RK: How did you decide which plants to use and how to place them?
In true West Cork style, local fuchsia lines the driveway. Beyond the grass lawns; the gorse, brambles, wildflowers and willow are left to colonise everything that isn’t gravel, grass or limestone. This wild provides a contrast to the sharp jet black lines of the building.
RK: Have you incorporated any exterior furniture, flooring, sculptures or water features?
We have kept the exterior patios, paths etc. very simple so that the clean interior lines extend out to an uncomplicated exterior. We have also used black limestone and local gravel for all outside features to match the building and the surrounding rock faces. The main objective was to ensure that anything exterior was not competing with or breaking the line of the building.
RK: Did you work with a landscaping professional at any point in the process?
Yes, a local landscape garden designer advised us on framing views and positioning of some large rocks which was very useful. We had a fantastic stonemason to build our patios and paths.
RK: Is the final property everything that you hoped it would be?
The finished product is way more than what we thought it would be; I don’t think my wife or I expected the vast internal volume. And all buildings look so small at the early stages when walking round in the foundations.
RK: What’s your favourite thing about your new home?
Our favourite thing is being so involved in the ever-changing West Cork weather…from inside. We see the clouds marching in to be replaced by bright sunshine to be followed by hail and more sun.
RK: What advice would you offer to anyone looking to self-build?
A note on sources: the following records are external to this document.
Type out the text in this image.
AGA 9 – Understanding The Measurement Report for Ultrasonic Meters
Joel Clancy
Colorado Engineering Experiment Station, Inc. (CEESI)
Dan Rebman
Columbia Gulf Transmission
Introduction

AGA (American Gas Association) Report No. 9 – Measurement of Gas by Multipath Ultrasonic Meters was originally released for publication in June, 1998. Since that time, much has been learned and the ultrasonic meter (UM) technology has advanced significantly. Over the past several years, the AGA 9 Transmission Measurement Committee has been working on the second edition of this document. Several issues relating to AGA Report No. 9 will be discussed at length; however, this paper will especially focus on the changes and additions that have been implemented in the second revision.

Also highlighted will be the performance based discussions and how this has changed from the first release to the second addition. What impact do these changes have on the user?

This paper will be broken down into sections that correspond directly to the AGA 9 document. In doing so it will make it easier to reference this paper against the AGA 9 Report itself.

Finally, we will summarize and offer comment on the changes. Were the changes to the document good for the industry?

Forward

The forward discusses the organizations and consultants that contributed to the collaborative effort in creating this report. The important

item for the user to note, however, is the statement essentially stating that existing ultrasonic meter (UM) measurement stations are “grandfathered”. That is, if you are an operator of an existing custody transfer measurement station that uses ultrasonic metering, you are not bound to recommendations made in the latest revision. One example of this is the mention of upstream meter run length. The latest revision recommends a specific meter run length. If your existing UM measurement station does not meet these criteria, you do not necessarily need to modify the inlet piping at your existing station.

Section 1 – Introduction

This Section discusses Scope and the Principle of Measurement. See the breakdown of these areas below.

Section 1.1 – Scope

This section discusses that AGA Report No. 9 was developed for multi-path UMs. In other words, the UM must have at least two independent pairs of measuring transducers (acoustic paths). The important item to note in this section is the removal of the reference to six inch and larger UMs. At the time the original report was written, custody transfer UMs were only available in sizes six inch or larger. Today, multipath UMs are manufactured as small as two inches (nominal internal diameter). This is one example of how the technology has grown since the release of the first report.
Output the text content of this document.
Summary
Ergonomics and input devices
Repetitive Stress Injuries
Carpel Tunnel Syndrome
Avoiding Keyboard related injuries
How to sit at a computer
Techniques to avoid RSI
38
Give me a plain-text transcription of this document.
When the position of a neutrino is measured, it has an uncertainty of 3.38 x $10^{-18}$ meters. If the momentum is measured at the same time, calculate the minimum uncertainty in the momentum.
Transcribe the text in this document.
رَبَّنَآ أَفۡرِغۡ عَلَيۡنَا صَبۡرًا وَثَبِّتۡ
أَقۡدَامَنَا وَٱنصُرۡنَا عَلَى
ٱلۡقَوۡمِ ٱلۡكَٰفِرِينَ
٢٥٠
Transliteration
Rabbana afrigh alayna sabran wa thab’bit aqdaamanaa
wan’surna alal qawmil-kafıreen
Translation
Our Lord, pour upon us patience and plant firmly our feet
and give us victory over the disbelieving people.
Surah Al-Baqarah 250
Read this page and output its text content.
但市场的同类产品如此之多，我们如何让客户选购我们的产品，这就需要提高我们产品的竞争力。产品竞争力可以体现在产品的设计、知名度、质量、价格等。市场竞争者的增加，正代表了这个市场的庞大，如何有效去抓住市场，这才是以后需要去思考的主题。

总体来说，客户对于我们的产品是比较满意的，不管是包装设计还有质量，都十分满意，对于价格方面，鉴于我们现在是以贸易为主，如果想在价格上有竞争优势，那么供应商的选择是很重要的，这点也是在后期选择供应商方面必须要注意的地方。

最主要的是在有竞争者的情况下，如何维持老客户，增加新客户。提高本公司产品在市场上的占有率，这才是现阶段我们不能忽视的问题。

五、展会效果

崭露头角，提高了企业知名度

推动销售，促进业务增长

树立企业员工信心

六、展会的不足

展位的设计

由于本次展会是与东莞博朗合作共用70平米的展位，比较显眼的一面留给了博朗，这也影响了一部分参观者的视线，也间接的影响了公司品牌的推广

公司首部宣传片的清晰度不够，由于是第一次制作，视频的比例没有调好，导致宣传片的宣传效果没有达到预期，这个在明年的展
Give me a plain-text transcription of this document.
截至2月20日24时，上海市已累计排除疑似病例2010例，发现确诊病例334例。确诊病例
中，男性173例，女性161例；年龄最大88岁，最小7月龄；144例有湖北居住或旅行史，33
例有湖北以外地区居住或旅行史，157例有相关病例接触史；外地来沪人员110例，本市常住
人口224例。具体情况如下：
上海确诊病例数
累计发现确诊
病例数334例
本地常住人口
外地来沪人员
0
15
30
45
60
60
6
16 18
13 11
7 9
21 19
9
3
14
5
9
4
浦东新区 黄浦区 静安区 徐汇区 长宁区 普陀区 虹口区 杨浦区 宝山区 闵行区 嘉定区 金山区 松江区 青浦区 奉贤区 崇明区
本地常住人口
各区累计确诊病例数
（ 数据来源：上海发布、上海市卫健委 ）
Make sure you have assembled a great team. We had a great architect with great vision and flexibility. We weren’t afraid to debate with them about what we wanted. They accommodated our ideas while keeping to their own vision. We had a fabulous builder who did such a great job and who has always been there for us to deal with issues that inevitably crop up post-completion. And keeping a very sharp eye on the financial decisions, so it doesn’t become a burden for the next 25 years. Our project could have been 100% more expensive, delivering limited extra amenity and ultimately unaffordable.